Su MTV arriva la nuova serie ‘Polifemo – Quello che Nessuno Ti Fa Vedere’

Vito Foderà, conduttore della serie

C’è un’Italia da raccontare che in pochi raccontano. E un’Italia di cui tutti parlano ma che nessuno capisce. Un Paese da scoprire e un altro da spiegare, guardando una generazione che ancora oggi sembra essere sconosciuta, nascosta dietro social network e indagini di mercato. E invece è una generazione che oltre a consumare pensa, crea si muove, parte, si mette in discussione, protesta, propone, si arrangia, inventa.

Da martedì 28 gennaio alle 23.00 su MTV (canale 8 del DTT) Vito Foderà unirà il reportage all’inchiesta con ‘Polifemo – Quello che nessuno ti fa vedere’, un racconto in 6 puntate di un’Italia che funziona attraverso gli esempi illuminanti dei pochi coraggiosi che vogliono trasformare la crisi in occasione.
‘Polifemo – Quello che nessuno ti fa vedere’ cerca di rispondere a domande inevase sugli argomenti di maggiore attualità per i giovani, cerca di spiegare meccanismi complessi con parole semplici e con delle originali schede animate sull’argomento di ciascuna puntata. Sei foto con lo stesso sfondo: l’Italia di oggi.

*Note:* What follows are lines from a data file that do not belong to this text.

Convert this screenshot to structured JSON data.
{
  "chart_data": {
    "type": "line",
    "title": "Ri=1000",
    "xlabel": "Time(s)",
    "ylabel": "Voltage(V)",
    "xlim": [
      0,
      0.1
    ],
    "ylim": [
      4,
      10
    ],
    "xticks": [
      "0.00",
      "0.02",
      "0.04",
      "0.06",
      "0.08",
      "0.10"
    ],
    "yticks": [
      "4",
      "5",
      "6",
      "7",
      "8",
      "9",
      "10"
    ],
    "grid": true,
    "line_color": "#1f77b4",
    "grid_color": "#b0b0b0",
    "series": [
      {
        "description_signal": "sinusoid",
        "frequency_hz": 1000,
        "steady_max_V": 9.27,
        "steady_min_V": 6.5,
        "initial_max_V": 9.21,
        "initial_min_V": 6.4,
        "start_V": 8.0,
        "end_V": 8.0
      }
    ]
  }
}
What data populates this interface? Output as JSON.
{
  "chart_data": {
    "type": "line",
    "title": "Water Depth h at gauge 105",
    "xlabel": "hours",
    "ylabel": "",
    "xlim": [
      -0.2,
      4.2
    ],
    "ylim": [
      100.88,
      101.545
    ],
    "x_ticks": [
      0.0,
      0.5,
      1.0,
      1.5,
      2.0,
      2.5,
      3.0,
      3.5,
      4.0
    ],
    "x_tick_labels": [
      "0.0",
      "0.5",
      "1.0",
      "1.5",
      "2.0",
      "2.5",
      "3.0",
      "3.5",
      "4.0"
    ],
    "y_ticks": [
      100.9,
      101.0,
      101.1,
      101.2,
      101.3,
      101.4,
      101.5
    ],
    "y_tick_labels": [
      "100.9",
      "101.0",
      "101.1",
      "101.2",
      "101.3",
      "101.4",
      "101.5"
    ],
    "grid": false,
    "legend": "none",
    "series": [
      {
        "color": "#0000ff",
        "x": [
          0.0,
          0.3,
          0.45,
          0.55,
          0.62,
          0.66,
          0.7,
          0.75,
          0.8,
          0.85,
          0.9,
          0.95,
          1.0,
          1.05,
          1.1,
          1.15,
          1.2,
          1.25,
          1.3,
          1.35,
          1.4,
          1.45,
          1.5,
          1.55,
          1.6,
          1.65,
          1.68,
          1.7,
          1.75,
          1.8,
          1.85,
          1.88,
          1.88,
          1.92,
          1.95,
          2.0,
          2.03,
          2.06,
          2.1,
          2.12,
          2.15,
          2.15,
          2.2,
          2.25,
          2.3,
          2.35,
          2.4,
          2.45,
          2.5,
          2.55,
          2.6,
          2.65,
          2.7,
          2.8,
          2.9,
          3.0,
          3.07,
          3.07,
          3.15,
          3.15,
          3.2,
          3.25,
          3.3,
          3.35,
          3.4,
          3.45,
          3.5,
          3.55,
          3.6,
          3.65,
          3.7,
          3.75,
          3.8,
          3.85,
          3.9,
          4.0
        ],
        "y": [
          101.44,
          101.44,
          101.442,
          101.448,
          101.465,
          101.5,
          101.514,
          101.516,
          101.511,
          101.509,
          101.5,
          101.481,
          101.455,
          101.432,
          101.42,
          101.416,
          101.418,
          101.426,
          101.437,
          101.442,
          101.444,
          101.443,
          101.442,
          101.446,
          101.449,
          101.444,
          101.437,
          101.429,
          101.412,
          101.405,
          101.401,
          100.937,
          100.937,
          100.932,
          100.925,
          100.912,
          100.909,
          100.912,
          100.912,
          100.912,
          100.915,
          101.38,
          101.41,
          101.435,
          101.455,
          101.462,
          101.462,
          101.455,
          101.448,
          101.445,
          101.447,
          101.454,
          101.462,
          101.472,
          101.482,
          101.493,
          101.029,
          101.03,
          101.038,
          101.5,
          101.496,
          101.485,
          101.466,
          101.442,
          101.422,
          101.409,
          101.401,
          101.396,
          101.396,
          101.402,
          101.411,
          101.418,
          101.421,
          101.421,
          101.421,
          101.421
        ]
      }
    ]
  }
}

Il cibo. Un mondo di opportunità e affari, tendenze e regole, desideri e sogni in cui reinventarsi ma anche investire e speculare. Se il cibo è davvero il volano per il Paese, la valorizzazione del Made in Italy dipenderà da chi prenderà in mano le redini di questo pilastro dell’economia e della cultura italiana. E mentre i media si popolano di volti e format tv sull’argomento c’è una generazione di giovani professionisti, imprenditori, creativi e pionieri già in campo per recuperare, rinnovare e rilanciare un’industria sempre più strategica per tutto il Paese.
L’innovazione. Dalle cantine alle nuove imprese l’Italia si sta popolando di “makers”, artigiani digitali che nell’era di internet hanno trasformato il ‘fai da te’ in un vero e proprio movimento di innovazione dal basso. Una rete in crescita che produce, crea, inventa e trasforma la tecnologia e che sta costruendo il futuro in cui vivremo: o in cui già viviamo, senza rendercene conto.
La ricerca. È possibile parlare di competitività e uscita dalla crisi, avere una economia sana e in crescita, senza investire in ricerca, innovazione, tecnologia e educazione delle generazioni future? I numeri sono sconfortanti perché l’Italia investe in ricerca meno della metà di tutti i suoi competitori, anche se abbiamo ricercatori e centri di ricerca invidiati in tutto il mondo: vere e proprie eccellenze nonostante la precarietà dei ricercatori, la scarsità delle risorse e l’inaffidabilità dei percorsi di carriera. E il rischio costante di rinunciare a una generazione che ha in mano lo sviluppo futuro del Paese.
L’impresa. Giovani talenti, imprese e movimento delle start up. Molta enfasi sul fenomeno, molta retorica e anche molte speranze riposte in una generazione di aspiranti imprenditori che reagisce alla crisi investendo nelle idee. Ma l’Italia è ancora un posto in cui fare impresa? dopo la fase di START, il passaggio all’UP è pensabile, possibile, opportuno nel Paese che meno investe sui giovani? L’Italia è un Paese in cui crescere e pensare di diventare grandi?
La casa. Imu, service tax, evasione, emergenze abitative: da bene-rifugio e mito italiano a problema e simbolo del futuro: non assicurato e pieno di sfide. Mentre lo Stato non fa più una politica per la casa e i privati non riescono più a vendere, torna il fenomeno delle occupazioni mentre i giovani che non possono accedere ai mutui vivono sempre più a lungo in condivisione. E molti una casa non la vogliono nemmeno più comprare.
Il boom del gioco d’azzardo. I professionisti del poker, le scuole on line, pokeristi, scommettitori, gestori di sale slot e gaming hall raccontano un Paese in cui il gioco stesso, i giocatori e perfino la socialità stanno cambiando. Under 30 milionari, imprenditori, nuove figure professionali impensabili prima della diffusione di internet; ma anche furbi e illusi, opportunisti e sprovveduti. E sopra tutti lo Stato, con le sue contraddizioni di sempre e i conti che non tornano.